La République démocratique du Congo, meurtrie par trois décennies de conflit, connaît une nouvelle escalade de violences depuis le retour en 2021 du M23, une rébellion que l’ONU accuse d’être soutenue militairement par le Rwanda.
Le 9 avril 2025, après une rencontre entre Félix Tshisekedi et Paul Kagame, des pourparlers se sont ouverts à Doha entre l’Alliance du fleuve Congo (branche politique du M23) et le gouvernement congolais, sous l’égide du Qatar.
Parallèlement, Washington a mené des discussions pour aboutir à un accord de paix.
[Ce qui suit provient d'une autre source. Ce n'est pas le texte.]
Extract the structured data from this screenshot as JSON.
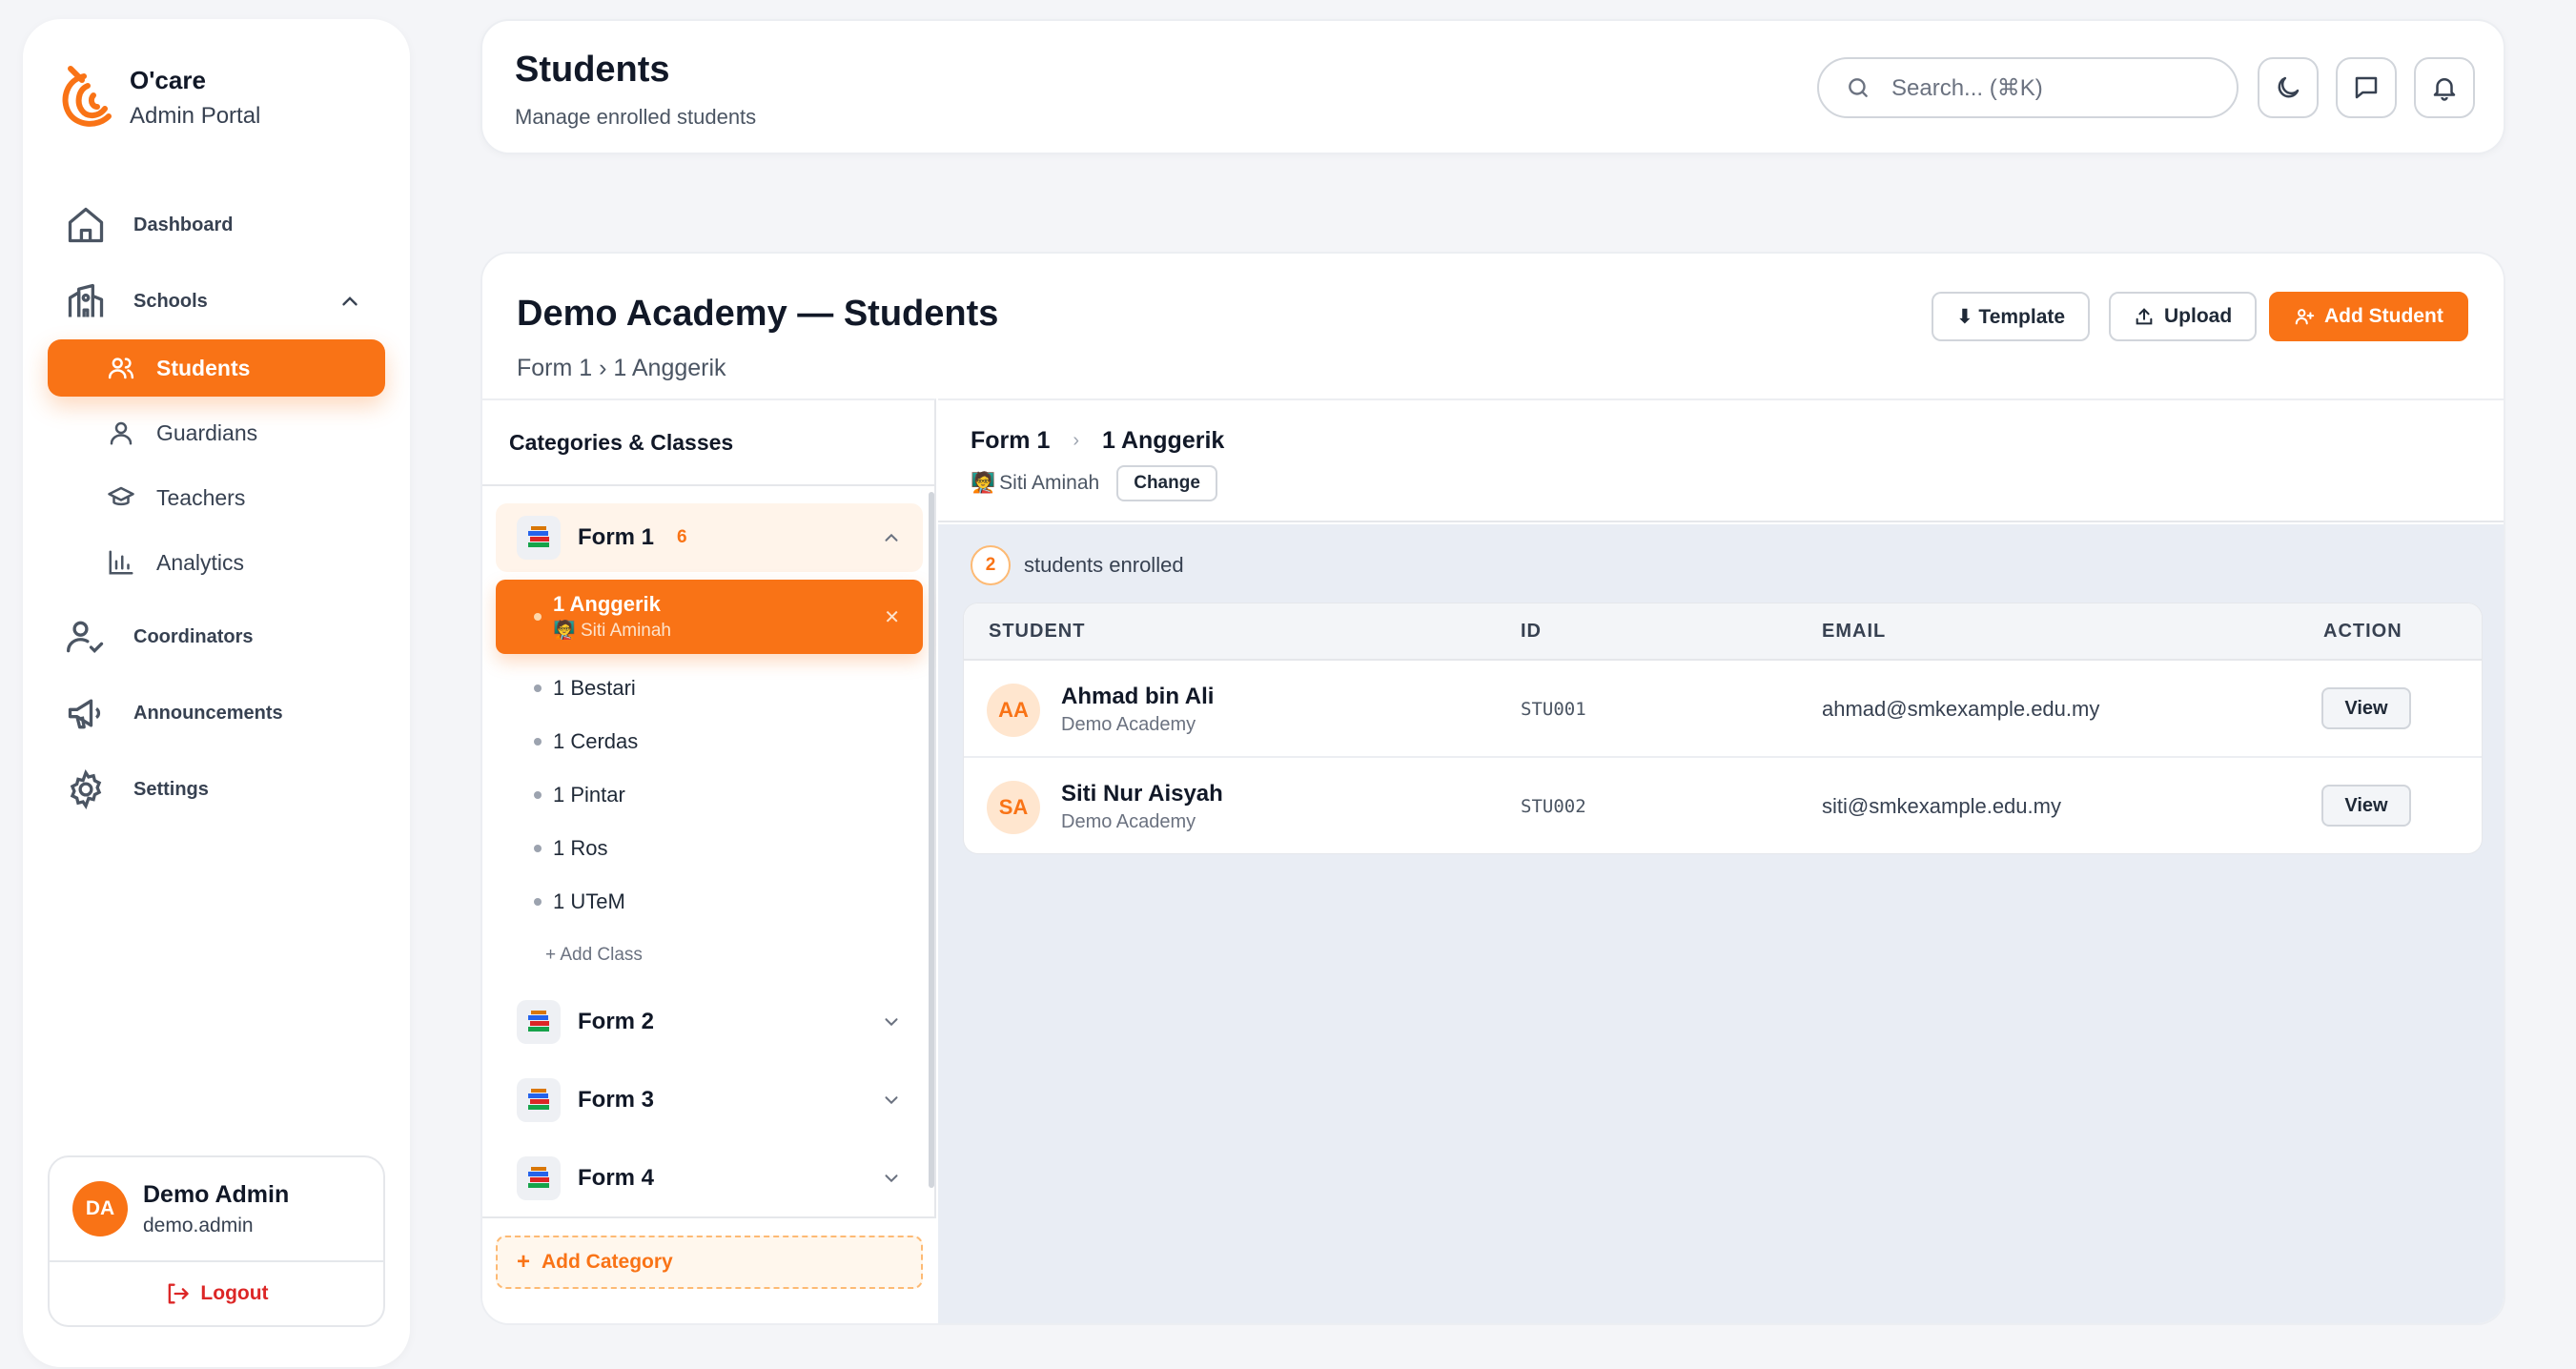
{
  "sidebar": {
    "brand_name": "O'care",
    "brand_sub": "Admin Portal",
    "nav": {
      "dashboard": "Dashboard",
      "schools": "Schools",
      "coordinators": "Coordinators",
      "announcements": "Announcements",
      "settings": "Settings"
    },
    "sub": {
      "students": "Students",
      "guardians": "Guardians",
      "teachers": "Teachers",
      "analytics": "Analytics"
    },
    "user": {
      "initials": "DA",
      "name": "Demo Admin",
      "handle": "demo.admin",
      "logout": "Logout"
    }
  },
  "header": {
    "title": "Students",
    "subtitle": "Manage enrolled students",
    "search_placeholder": "Search... (⌘K)"
  },
  "main": {
    "title": "Demo Academy — Students",
    "breadcrumb": "Form 1 › 1 Anggerik",
    "actions": {
      "template": "⬇ Template",
      "upload": "Upload",
      "add_student": "Add Student"
    }
  },
  "categories": {
    "heading": "Categories & Classes",
    "forms": [
      {
        "label": "Form 1",
        "count": "6",
        "open": true
      },
      {
        "label": "Form 2"
      },
      {
        "label": "Form 3"
      },
      {
        "label": "Form 4"
      }
    ],
    "classes": [
      {
        "name": "1 Anggerik",
        "teacher": "Siti Aminah",
        "active": true
      },
      {
        "name": "1 Bestari"
      },
      {
        "name": "1 Cerdas"
      },
      {
        "name": "1 Pintar"
      },
      {
        "name": "1 Ros"
      },
      {
        "name": "1 UTeM"
      }
    ],
    "add_class": "+ Add Class",
    "add_category": "Add Category"
  },
  "detail": {
    "form": "Form 1",
    "class": "1 Anggerik",
    "teacher": "Siti Aminah",
    "change": "Change",
    "enrolled_count": "2",
    "enrolled_label": "students enrolled",
    "columns": {
      "student": "STUDENT",
      "id": "ID",
      "email": "EMAIL",
      "action": "ACTION"
    },
    "rows": [
      {
        "initials": "AA",
        "name": "Ahmad bin Ali",
        "school": "Demo Academy",
        "id": "STU001",
        "email": "ahmad@smkexample.edu.my",
        "action": "View"
      },
      {
        "initials": "SA",
        "name": "Siti Nur Aisyah",
        "school": "Demo Academy",
        "id": "STU002",
        "email": "siti@smkexample.edu.my",
        "action": "View"
      }
    ]
  },
  "colors": {
    "accent": "#f97316",
    "danger": "#dc2626",
    "panel_bg": "#e9edf4"
  }
}
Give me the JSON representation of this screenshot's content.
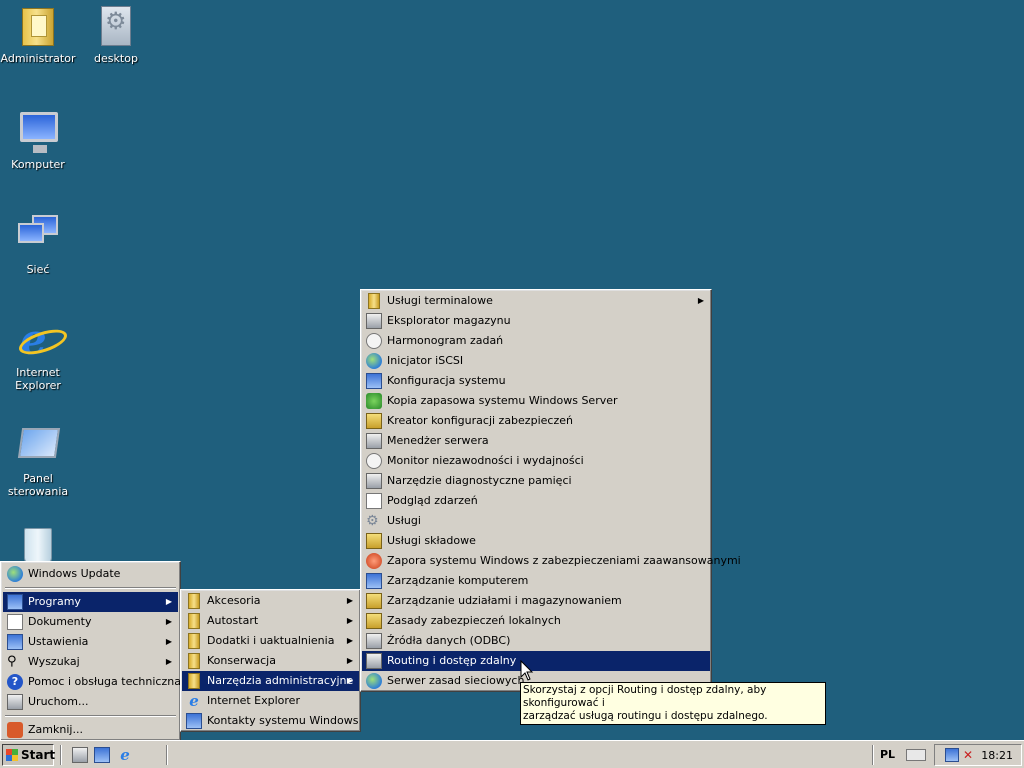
{
  "desktop_icons": [
    {
      "label": "Administrator",
      "icon": "user-folder-icon"
    },
    {
      "label": "desktop",
      "icon": "desktop-file-icon"
    },
    {
      "label": "Komputer",
      "icon": "computer-icon"
    },
    {
      "label": "Sieć",
      "icon": "network-icon"
    },
    {
      "label": "Internet Explorer",
      "icon": "internet-explorer-icon"
    },
    {
      "label": "Panel sterowania",
      "icon": "control-panel-icon"
    },
    {
      "label": "",
      "icon": "recycle-bin-icon"
    }
  ],
  "start_menu": {
    "top": {
      "label": "Windows Update",
      "icon": "windows-update-icon"
    },
    "items": [
      {
        "label": "Programy",
        "icon": "programs-icon",
        "submenu": true,
        "selected": true
      },
      {
        "label": "Dokumenty",
        "icon": "documents-icon",
        "submenu": true
      },
      {
        "label": "Ustawienia",
        "icon": "settings-icon",
        "submenu": true
      },
      {
        "label": "Wyszukaj",
        "icon": "search-icon",
        "submenu": true
      },
      {
        "label": "Pomoc i obsługa techniczna",
        "icon": "help-icon"
      },
      {
        "label": "Uruchom...",
        "icon": "run-icon"
      }
    ],
    "bottom": {
      "label": "Zamknij...",
      "icon": "shutdown-icon"
    }
  },
  "programs_menu": {
    "items": [
      {
        "label": "Akcesoria",
        "icon": "folder-icon",
        "submenu": true
      },
      {
        "label": "Autostart",
        "icon": "folder-icon",
        "submenu": true
      },
      {
        "label": "Dodatki i uaktualnienia",
        "icon": "folder-icon",
        "submenu": true
      },
      {
        "label": "Konserwacja",
        "icon": "folder-icon",
        "submenu": true
      },
      {
        "label": "Narzędzia administracyjne",
        "icon": "folder-icon",
        "submenu": true,
        "selected": true
      },
      {
        "label": "Internet Explorer",
        "icon": "internet-explorer-icon"
      },
      {
        "label": "Kontakty systemu Windows",
        "icon": "contacts-icon"
      }
    ]
  },
  "admin_tools_menu": {
    "items": [
      {
        "label": "Usługi terminalowe",
        "icon": "folder-icon",
        "submenu": true
      },
      {
        "label": "Eksplorator magazynu",
        "icon": "storage-explorer-icon"
      },
      {
        "label": "Harmonogram zadań",
        "icon": "task-scheduler-icon"
      },
      {
        "label": "Inicjator iSCSI",
        "icon": "iscsi-icon"
      },
      {
        "label": "Konfiguracja systemu",
        "icon": "system-config-icon"
      },
      {
        "label": "Kopia zapasowa systemu Windows Server",
        "icon": "backup-icon"
      },
      {
        "label": "Kreator konfiguracji zabezpieczeń",
        "icon": "security-wizard-icon"
      },
      {
        "label": "Menedżer serwera",
        "icon": "server-manager-icon"
      },
      {
        "label": "Monitor niezawodności i wydajności",
        "icon": "performance-monitor-icon"
      },
      {
        "label": "Narzędzie diagnostyczne pamięci",
        "icon": "memory-diagnostic-icon"
      },
      {
        "label": "Podgląd zdarzeń",
        "icon": "event-viewer-icon"
      },
      {
        "label": "Usługi",
        "icon": "services-icon"
      },
      {
        "label": "Usługi składowe",
        "icon": "component-services-icon"
      },
      {
        "label": "Zapora systemu Windows z zabezpieczeniami zaawansowanymi",
        "icon": "firewall-icon"
      },
      {
        "label": "Zarządzanie komputerem",
        "icon": "computer-management-icon"
      },
      {
        "label": "Zarządzanie udziałami i magazynowaniem",
        "icon": "share-management-icon"
      },
      {
        "label": "Zasady zabezpieczeń lokalnych",
        "icon": "local-policy-icon"
      },
      {
        "label": "Źródła danych (ODBC)",
        "icon": "odbc-icon"
      },
      {
        "label": "Routing i dostęp zdalny",
        "icon": "routing-icon",
        "selected": true
      },
      {
        "label": "Serwer zasad sieciowych",
        "icon": "nps-icon"
      }
    ]
  },
  "tooltip": {
    "line1": "Skorzystaj z opcji Routing i dostęp zdalny, aby skonfigurować i",
    "line2": "zarządzać usługą routingu i dostępu zdalnego."
  },
  "taskbar": {
    "start_label": "Start",
    "language": "PL",
    "clock": "18:21"
  }
}
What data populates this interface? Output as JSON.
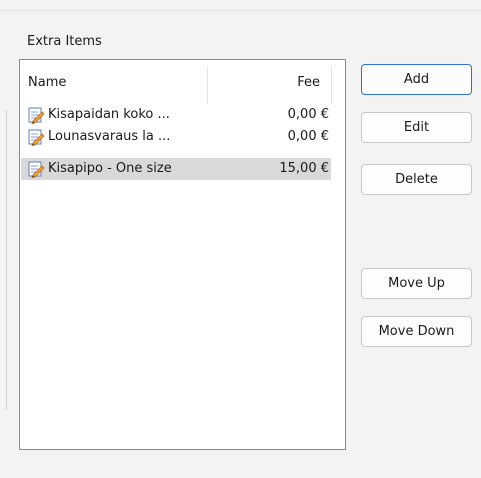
{
  "group": {
    "title": "Extra Items"
  },
  "list": {
    "columns": {
      "name": "Name",
      "fee": "Fee"
    },
    "rows": [
      {
        "name": "Kisapaidan koko ...",
        "fee": "0,00 €",
        "icon": "edit-document-icon",
        "selected": false
      },
      {
        "name": "Lounasvaraus la ...",
        "fee": "0,00 €",
        "icon": "edit-document-icon",
        "selected": false
      },
      {
        "name": "Kisapipo - One size",
        "fee": "15,00 €",
        "icon": "edit-document-icon",
        "selected": true
      }
    ]
  },
  "buttons": {
    "add": "Add",
    "edit": "Edit",
    "delete": "Delete",
    "move_up": "Move Up",
    "move_down": "Move Down"
  },
  "colors": {
    "default_button_border": "#2d6fd6",
    "selected_row": "#d9d9d9"
  }
}
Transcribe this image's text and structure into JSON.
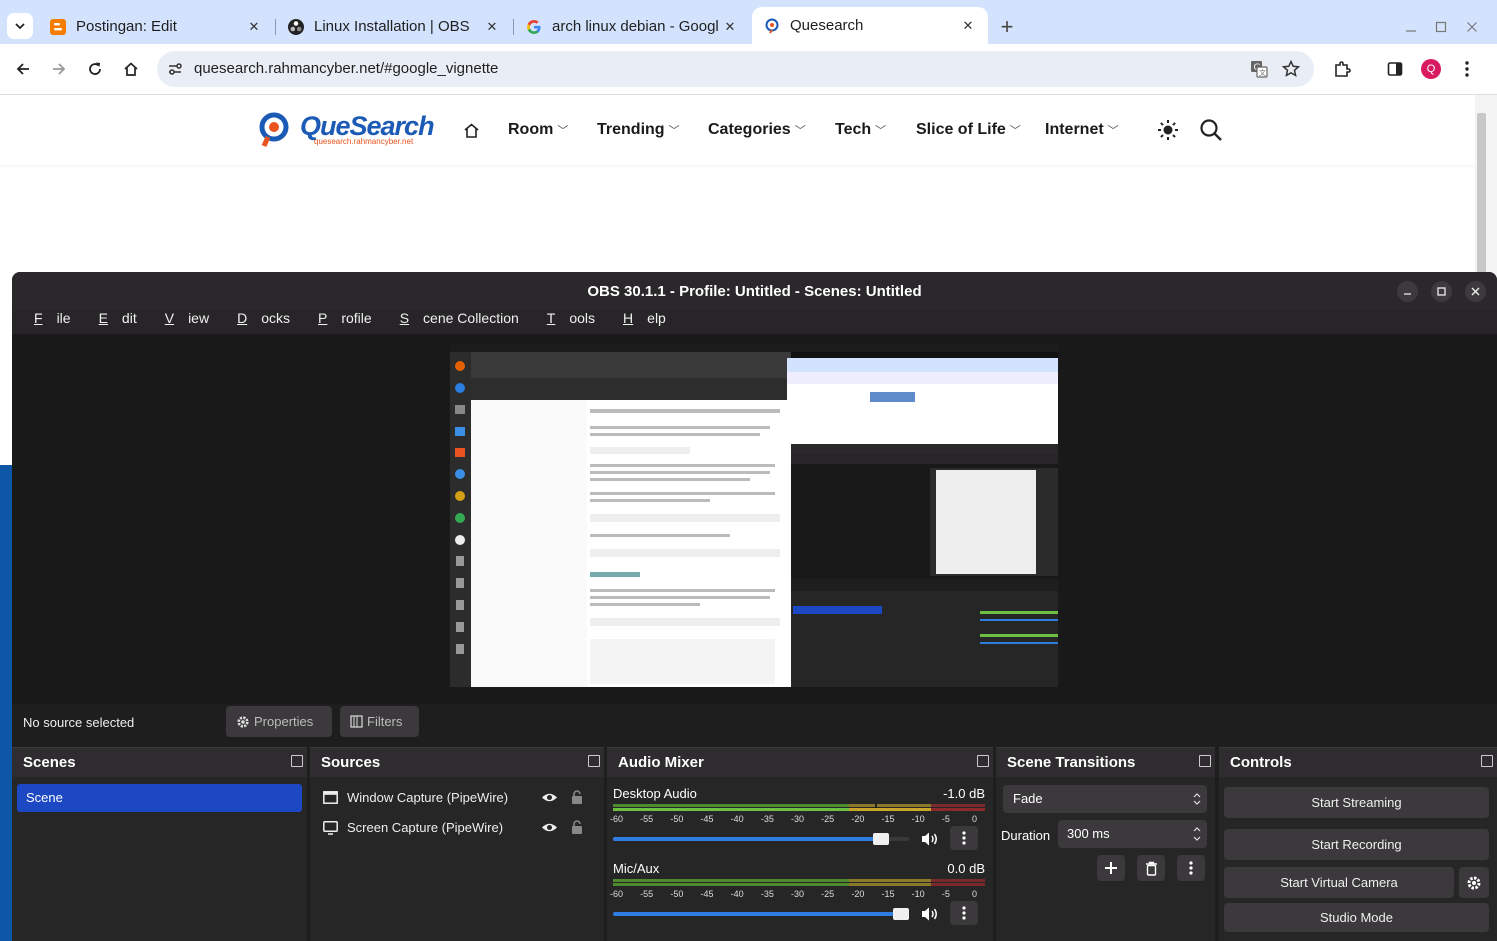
{
  "browser": {
    "tabs": [
      {
        "title": "Postingan: Edit",
        "icon": "blogger-icon"
      },
      {
        "title": "Linux Installation | OBS",
        "icon": "obs-icon"
      },
      {
        "title": "arch linux debian - Googl",
        "icon": "google-icon"
      },
      {
        "title": "Quesearch",
        "icon": "quesearch-icon"
      }
    ],
    "new_tab": "+",
    "url": "quesearch.rahmancyber.net/#google_vignette",
    "profile_initial": "Q",
    "colors": {
      "tabstrip": "#d3e3fd",
      "profile": "#d81b60",
      "accent": "#0b57d0"
    }
  },
  "site": {
    "logo_text": "QueSearch",
    "logo_sub": "quesearch.rahmancyber.net",
    "nav": [
      "Room",
      "Trending",
      "Categories",
      "Tech",
      "Slice of Life",
      "Internet"
    ],
    "colors": {
      "logo_blue": "#1b5ab5",
      "logo_orange": "#e8531e"
    }
  },
  "obs": {
    "title": "OBS 30.1.1 - Profile: Untitled - Scenes: Untitled",
    "menu": [
      {
        "u": "F",
        "rest": "ile"
      },
      {
        "u": "E",
        "rest": "dit"
      },
      {
        "u": "V",
        "rest": "iew"
      },
      {
        "u": "D",
        "rest": "ocks"
      },
      {
        "u": "P",
        "rest": "rofile"
      },
      {
        "u": "S",
        "rest": "cene Collection"
      },
      {
        "u": "T",
        "rest": "ools"
      },
      {
        "u": "H",
        "rest": "elp"
      }
    ],
    "source_status": "No source selected",
    "properties_label": "Properties",
    "filters_label": "Filters",
    "scenes": {
      "title": "Scenes",
      "items": [
        "Scene"
      ]
    },
    "sources": {
      "title": "Sources",
      "items": [
        "Window Capture (PipeWire)",
        "Screen Capture (PipeWire)"
      ]
    },
    "mixer": {
      "title": "Audio Mixer",
      "channels": [
        {
          "name": "Desktop Audio",
          "db": "-1.0 dB",
          "volume": 0.93
        },
        {
          "name": "Mic/Aux",
          "db": "0.0 dB",
          "volume": 1.0
        }
      ],
      "ticks": [
        "-60",
        "-55",
        "-50",
        "-45",
        "-40",
        "-35",
        "-30",
        "-25",
        "-20",
        "-15",
        "-10",
        "-5",
        "0"
      ]
    },
    "transitions": {
      "title": "Scene Transitions",
      "selected": "Fade",
      "duration_label": "Duration",
      "duration": "300 ms"
    },
    "controls": {
      "title": "Controls",
      "start_streaming": "Start Streaming",
      "start_recording": "Start Recording",
      "start_virtual_camera": "Start Virtual Camera",
      "studio_mode": "Studio Mode"
    },
    "colors": {
      "bg": "#1f1e1f",
      "dock": "#272627",
      "selection": "#1c48c4",
      "button": "#3b393b",
      "slider": "#2f7de1"
    }
  }
}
Le 27 juin 2025, un traité a été signé à Washington entre Kinshasa et Kigali, en présence du secrétaire d’État américain Marco Rubio.
Depuis, la région est dans une situation de statu quo, selon Bob Kabamba, politologue à l’Université de Liège. « Les territoires conquis par la rébellion restent sous son emprise, et des affrontements ainsi que des ruptures du cessez-le-feu sont observés, tant de la part de Kinshasa que du M23 », explique-t-il.
Le M23 poursuit ses recrutements, malgré l’accord, ajoute le professeur. « Dans ce schéma, c’est la rébellion qui domine actuellement. C’est le rapport de forces sur le terrain qui déterminera la capacité des parties à imposer leurs objectifs à l’avenir », conclut-il.